Sea Lions Feast on Salmon and Steelhead at Bonneville Dam

Observers count a daily record for the year: 329 fish on May 3.

Sea lions feasted on salmon and steelhead at Bonneville Dam during the first week of May, but the feeding frenzy declined the following week, the U.S. Army Corps of Engineers reported.

The daily number of observed catches peaked on May 3 at 329, the highest daily count of the year so far. Of those, 301 were spring Chinook salmon.

Through the end of that week, observed catches in 2016 totaled 3,804 Chinook and 96 steelhead. Based on that number, the Corps estimates that predation this year is higher than the 10-year average for the same time period. The Corps estimates that so far this year California sea lions have taken 5,667 Chinook salmon and Stellers have taken 2,434.

Source: U.S. Army Corps of Engineers

Observers also noted that the two types of sea lions in the river don’t always get along. Stellers have stolen fish out of the mouths of Californias 383 times this year, observers reported.

In the second week of May, the total number of observed catches of Chinook salmon began to decline, but the proportion of lamprey catches increased. So far, observers have seen 128 lamprey catches, 108 of those by California sea lions and 20 by Stellers. Most of the lamprey catches were on the Washington side of the river.

The number of observed white sturgeon catches has remained low this season, compared to past years – 29 so far, and most of them also on the Washington side.

Boat-based hazing of sea lions by the Columbia River Inter-Tribal Fish Commission began in March and takes place on Mondays, Thursdays, and Fridays. Dam-based hazing coordinated by the U.S. Department of Agriculture began on March 8 and takes place seven days a week. Information about hazing is posted on the sea lion management website of the Oregon Department of Fish and Wildlife.

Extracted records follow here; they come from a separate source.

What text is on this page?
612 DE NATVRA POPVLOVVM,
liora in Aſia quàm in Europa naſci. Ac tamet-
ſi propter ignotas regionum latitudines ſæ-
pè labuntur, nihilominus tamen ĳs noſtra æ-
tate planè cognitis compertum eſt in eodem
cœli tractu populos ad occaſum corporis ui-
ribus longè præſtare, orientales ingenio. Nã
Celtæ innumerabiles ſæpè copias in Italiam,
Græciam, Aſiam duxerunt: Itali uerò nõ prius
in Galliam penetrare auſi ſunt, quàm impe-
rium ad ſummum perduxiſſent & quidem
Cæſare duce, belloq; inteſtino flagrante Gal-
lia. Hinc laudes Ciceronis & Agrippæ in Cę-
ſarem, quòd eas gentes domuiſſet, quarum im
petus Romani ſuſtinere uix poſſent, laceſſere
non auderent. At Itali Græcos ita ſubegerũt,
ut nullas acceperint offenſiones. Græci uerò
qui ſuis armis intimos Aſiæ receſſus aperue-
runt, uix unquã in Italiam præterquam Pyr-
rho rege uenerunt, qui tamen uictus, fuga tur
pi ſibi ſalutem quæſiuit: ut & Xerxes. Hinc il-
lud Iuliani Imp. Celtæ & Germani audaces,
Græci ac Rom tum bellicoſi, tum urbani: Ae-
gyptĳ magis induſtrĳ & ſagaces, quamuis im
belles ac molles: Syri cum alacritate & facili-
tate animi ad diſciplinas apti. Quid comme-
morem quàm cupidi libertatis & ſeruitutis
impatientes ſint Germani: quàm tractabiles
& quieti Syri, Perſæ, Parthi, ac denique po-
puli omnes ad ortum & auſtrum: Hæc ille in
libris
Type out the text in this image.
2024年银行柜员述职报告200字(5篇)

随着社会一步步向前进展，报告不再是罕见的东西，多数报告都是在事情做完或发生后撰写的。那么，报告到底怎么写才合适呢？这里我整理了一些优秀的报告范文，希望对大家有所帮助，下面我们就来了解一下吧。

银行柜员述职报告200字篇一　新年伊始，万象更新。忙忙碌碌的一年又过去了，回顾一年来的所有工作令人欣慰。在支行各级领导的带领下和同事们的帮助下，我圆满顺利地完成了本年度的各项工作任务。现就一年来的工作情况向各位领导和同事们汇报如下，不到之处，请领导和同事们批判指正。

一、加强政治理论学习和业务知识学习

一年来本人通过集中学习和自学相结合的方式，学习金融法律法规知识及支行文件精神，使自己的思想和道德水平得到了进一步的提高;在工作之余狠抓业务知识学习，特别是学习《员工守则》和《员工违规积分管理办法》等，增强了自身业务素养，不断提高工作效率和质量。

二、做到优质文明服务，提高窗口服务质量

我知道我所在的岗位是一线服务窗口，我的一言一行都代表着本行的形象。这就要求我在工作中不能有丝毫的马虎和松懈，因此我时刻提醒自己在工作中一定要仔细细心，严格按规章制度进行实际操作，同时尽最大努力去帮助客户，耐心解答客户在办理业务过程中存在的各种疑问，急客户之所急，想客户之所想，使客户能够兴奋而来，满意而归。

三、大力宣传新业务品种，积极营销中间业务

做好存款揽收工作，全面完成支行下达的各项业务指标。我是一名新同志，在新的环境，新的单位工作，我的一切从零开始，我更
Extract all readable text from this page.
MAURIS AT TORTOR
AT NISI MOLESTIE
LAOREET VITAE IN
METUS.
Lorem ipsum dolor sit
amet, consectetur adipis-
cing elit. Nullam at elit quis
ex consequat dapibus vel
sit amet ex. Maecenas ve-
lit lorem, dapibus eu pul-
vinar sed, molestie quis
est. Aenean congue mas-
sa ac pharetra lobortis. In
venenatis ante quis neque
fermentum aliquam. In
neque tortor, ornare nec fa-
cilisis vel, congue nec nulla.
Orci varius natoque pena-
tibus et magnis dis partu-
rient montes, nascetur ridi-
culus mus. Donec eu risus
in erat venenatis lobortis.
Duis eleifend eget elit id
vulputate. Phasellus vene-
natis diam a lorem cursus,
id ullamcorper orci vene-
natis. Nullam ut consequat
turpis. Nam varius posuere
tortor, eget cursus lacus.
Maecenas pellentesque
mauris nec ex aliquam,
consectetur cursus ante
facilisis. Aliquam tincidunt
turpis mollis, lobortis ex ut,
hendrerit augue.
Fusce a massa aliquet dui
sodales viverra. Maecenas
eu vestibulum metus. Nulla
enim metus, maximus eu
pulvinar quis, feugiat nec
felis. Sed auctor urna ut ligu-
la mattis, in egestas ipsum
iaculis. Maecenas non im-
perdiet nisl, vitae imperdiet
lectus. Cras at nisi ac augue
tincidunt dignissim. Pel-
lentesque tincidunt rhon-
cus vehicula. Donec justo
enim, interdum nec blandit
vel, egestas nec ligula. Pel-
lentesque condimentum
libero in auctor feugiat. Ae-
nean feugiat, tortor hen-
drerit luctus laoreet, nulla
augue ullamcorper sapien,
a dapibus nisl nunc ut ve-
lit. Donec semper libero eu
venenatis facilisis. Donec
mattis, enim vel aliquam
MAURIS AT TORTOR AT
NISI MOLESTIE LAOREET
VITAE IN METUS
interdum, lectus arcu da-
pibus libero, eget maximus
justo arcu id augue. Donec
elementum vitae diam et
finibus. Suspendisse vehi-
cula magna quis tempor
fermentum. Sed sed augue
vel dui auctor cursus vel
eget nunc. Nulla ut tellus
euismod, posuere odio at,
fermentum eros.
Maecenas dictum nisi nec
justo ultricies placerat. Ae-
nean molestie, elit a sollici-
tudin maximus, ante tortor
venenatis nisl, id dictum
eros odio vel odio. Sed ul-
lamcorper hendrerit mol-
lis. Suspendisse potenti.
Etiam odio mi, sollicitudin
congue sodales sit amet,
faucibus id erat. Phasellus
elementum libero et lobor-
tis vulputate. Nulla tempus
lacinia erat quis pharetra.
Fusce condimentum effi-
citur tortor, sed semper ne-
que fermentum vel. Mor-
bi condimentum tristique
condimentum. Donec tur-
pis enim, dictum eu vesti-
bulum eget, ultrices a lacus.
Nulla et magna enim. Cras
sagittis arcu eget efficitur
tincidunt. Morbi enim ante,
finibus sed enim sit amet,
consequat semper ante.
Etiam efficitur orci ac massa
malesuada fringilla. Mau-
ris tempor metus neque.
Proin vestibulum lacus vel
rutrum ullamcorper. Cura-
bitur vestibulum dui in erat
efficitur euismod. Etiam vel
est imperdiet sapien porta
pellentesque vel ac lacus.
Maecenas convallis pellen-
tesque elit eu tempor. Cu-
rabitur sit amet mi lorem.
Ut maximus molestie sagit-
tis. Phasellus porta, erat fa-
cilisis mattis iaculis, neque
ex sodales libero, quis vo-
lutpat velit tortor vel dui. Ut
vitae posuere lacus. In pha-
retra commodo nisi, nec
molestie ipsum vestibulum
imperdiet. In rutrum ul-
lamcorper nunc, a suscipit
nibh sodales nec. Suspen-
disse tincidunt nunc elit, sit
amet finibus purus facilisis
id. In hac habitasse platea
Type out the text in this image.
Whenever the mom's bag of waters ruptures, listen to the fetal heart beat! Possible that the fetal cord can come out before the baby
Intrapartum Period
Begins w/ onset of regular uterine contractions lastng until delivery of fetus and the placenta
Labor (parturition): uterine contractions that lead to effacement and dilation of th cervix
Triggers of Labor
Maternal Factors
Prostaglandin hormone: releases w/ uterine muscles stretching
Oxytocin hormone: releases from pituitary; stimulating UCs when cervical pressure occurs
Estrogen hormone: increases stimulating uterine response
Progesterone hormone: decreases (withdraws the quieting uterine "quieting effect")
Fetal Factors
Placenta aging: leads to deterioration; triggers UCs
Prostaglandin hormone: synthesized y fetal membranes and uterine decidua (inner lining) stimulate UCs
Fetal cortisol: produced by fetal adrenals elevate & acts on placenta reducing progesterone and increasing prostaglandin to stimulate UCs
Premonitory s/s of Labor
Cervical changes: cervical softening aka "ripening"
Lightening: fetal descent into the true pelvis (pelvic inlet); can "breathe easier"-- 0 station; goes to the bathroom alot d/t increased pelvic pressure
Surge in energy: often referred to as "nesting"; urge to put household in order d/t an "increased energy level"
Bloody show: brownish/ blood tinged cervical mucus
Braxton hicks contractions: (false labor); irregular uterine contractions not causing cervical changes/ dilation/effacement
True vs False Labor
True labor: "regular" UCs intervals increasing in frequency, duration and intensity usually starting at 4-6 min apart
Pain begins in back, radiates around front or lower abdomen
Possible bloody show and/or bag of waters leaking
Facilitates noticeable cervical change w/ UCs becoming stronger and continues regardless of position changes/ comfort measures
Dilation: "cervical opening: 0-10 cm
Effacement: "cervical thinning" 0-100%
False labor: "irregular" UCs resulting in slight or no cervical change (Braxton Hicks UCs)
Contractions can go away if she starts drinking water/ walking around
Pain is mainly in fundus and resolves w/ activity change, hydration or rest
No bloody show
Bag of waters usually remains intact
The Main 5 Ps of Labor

Fish and wildlife agencies in Washington, Oregon, and Idaho have authorization to remove California sea lions that repeatedly have been observed preying on salmon and steelhead below Bonneville Dam. The authorization allows sea lions to be killed, but the first preference is to send them to zoos or aquariums. Since the week of April 4, a total of 54 have been trapped and killed. No sea lions were reported transferred to zoos or aquariums.